Go ahead: ask me the question you want to ask. Everyone asks me the same thing, “How did you finally quit??”

Here is what I did.

I googled Nicotine Anonymous and found an online group, since there was, at least at that time, no Nicanon group in my area. I was very lucky to find a sponsor who was thrilled to work with someone in Israel.

Natalie is Jewish and like me, has an interest in Jewish genealogy. We had much in common. It seemed like a match made in heaven.

Natalie gave me an amazing tip that solved my whole problem with quitting. She told me that the cravings only last five minutes, maximum. Natalie told me to feel free to time the cravings.

And so I did. Exactly five minutes. She was right.

The point? You can white-knuckle anything for five minutes. And if you can white-knuckle the hankering for a cigarette for five minutes, you’ve got the addiction licked.

I gave my pack of cigarettes to Dov to throw away, because I wasn’t quite strong enough to throw them away on my own. And I white-knuckled the cravings as they came.

As Natalie had promised, the cravings got farther and farther apart until days went by when I didn’t crave a cigarette even once.

I didn’t stay in Nicanon for the long run, but I am very grateful for what the group and Natalie did for me.

If someone you love is addicted to cigarettes, don’t show them scary articles or nag them. Just offer them Natalie’s advice and your love and support. I wish I’d met her sooner. But I’m lucky to have met her at all.

Thank you, Natalie!


  1. Varda, I am so glad to see you were able to kick what has been shown to be 1 of the toughest addictions to kick, harder than heroin, studies have shown.
    While I thankfully have never smoked cigarettes, I've never had to quit...which makes me so very thankful I never took to them. I also can not explain why I never took to them, as most of my friends over the yrs have been smokers, along with upon meeting Jim, he too had been a smoker.
    I've never told Jim what to do, as I have always appreciated ppl not trying to tell me what to do, as an adult, however, what I did do re Jim, was to let him know of my concerns, (I wanted the best chance possible for us to grow old together...irony in our lives, re me..). Anyway, since we were already past 30 yrs old, Jim gave it some thought & did the patches & 3wks later, he was done & hasn't had an urge to pick a cigarette up since, he says. I am proud of him & so very proud of you as well.
    I have 1 sister & she smokes, along with a brother that smokes (don't honestly recall them ever not smoking), & while it worries me to no end, I agree with you..there is never a reason that nagging should be an answer to this, or any statistics, etc for they too are adults. It is their lives, not mine. They have no doubt of my love for them, nor the fear that I feel for them too, but that is not going to make them quit. I feel it is 100% up to them. I pray that they beat the odds & it not affect their health everyday. That is where I feel it should stop with us & that subject.
    They have seen 1st hand family members & friends lose their lives, painfully & directly linked to cigarettes...words from their little sister is not going to change anything.
    As far as me never starting, even though it seemed almost all my friends, if not all, did smoke during school, so my peers were smokers, the only thing I can write about that is I've always been independent, stubborn, never feeling the need to be like every1 else.
    Today, upon reading this, you gave me something to think about. I shall be happy that I am considered the stubborn 1 in my family, & be thankful to God for making me this way.
    Great writing, per usual Varda, bc anytime some1 reads something you've written & it makes them think beyond what you've written, I feel that is a unique talent. Thank you for sharing another 1 of your life experiences, in the form of writing so well, that I truly think I can feel some of what you went through somehow....

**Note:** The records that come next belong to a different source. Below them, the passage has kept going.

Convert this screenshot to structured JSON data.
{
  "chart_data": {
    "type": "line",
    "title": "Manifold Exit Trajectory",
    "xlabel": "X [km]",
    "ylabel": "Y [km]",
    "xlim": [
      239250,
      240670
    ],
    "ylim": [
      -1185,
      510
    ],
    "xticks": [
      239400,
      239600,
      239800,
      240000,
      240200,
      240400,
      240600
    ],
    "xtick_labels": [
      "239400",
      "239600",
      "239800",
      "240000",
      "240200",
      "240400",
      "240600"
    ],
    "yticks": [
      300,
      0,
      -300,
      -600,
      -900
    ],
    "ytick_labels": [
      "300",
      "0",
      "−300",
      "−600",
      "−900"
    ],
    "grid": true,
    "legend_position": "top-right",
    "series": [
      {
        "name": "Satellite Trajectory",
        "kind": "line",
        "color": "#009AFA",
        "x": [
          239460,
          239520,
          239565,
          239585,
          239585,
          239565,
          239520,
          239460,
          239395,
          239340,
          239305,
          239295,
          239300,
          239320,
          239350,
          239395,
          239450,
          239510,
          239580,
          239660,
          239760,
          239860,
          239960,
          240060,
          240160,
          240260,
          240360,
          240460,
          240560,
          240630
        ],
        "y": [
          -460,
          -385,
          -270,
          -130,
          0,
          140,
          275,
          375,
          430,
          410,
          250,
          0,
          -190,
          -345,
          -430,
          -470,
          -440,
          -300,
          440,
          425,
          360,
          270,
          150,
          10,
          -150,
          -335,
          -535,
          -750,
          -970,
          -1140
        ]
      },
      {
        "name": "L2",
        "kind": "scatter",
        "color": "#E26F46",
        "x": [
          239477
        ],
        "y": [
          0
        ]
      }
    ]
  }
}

  2. Gives even more punch to your article about the joys of being unplugged on Shabbat.

  3. Exactly so, Rivkah! Now, when the kids come and tell me, "Shabbos it over," I put my pillow over my head and scream, "No, no, no! Say it isn't so!"

    I've come a long way, Baby.

  4. Nope. it's 6 years now. Now you're really big.

  5. Really??? Hodu lashem ki tov. It's just a miracle.